# Dateityp msg



## liquidbeats (14. Januar 2007)

Hallo,

weis jemand wie ich eine Datei vom Typ *.msg öffnen kann? Es handelt sich dabei um eine email, Interesannt ist dort für mich aber nicht der Text sondern der Header.
Freeware oder Opensource möglichkeiten wären Ideal.


Danke

Grüße


----------



## Dr Dau (14. Januar 2007)

Hallo!

Mal versucht in *.eml umzubenennen und per Doppelklick mit Outlook Express zu öffnen?
Oder mit Mozilla Thunderbird zu öffnen?
Oder mit Notepad zu öffnen?
Google liefert zum Thema "msg öffnen" ungefähr 220.000 Treffer..... suche Dir etwas aus. 
Lege Dir aber sicherhaitshalber eine Sicherungskopie an..... einige von den über Google genannten Möglichkeiten sollen nicht ganz zuverlässig sein (z.b. beim konvertieren).

Gruss Dr Dau


----------



## liquidbeats (14. Januar 2007)

Dr Dau hat gesagt.:


> Mal versucht in *.eml umzubenennen und per Doppelklick mit Outlook Express zu öffnen?
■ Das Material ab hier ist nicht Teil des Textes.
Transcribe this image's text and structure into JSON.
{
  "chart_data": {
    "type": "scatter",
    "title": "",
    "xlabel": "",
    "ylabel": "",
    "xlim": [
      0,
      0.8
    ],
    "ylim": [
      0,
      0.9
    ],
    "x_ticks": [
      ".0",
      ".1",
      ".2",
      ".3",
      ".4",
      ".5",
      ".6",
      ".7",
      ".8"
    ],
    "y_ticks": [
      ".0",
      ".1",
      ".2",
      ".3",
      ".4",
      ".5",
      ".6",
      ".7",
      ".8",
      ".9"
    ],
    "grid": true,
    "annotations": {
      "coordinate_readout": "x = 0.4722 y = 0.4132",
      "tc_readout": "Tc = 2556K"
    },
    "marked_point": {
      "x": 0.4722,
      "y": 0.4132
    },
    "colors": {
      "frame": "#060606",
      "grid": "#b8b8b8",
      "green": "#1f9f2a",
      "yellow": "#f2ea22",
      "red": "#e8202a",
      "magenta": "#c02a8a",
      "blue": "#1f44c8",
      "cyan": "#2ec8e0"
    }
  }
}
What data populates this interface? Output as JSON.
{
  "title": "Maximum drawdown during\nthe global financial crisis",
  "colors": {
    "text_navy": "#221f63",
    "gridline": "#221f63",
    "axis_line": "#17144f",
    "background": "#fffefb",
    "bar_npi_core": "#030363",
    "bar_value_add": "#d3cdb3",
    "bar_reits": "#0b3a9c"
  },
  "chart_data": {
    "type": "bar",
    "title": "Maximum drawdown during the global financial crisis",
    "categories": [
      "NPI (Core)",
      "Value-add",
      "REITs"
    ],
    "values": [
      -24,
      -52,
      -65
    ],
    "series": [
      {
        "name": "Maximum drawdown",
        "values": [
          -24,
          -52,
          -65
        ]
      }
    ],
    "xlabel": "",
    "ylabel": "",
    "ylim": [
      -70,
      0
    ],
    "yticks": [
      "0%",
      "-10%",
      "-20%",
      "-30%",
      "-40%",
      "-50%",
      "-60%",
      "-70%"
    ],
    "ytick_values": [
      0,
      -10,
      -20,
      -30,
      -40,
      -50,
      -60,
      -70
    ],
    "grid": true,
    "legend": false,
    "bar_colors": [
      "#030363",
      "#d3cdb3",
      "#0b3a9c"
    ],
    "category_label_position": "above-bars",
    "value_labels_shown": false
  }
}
Ja, Unbekannter Absender, Text Leer und sieht aus wie eine Leere email ohne Angabe von absender, Zeit usw.



Dr Dau hat gesagt.:


> Oder mit Mozilla Thunderbird zu öffnen?


Nein, habe ich auch nicht Installiert-


Dr Dau hat gesagt.:


> Oder mit Notepad zu öffnen?


Ja, sieht wie folgt aus, daher ja die Frage.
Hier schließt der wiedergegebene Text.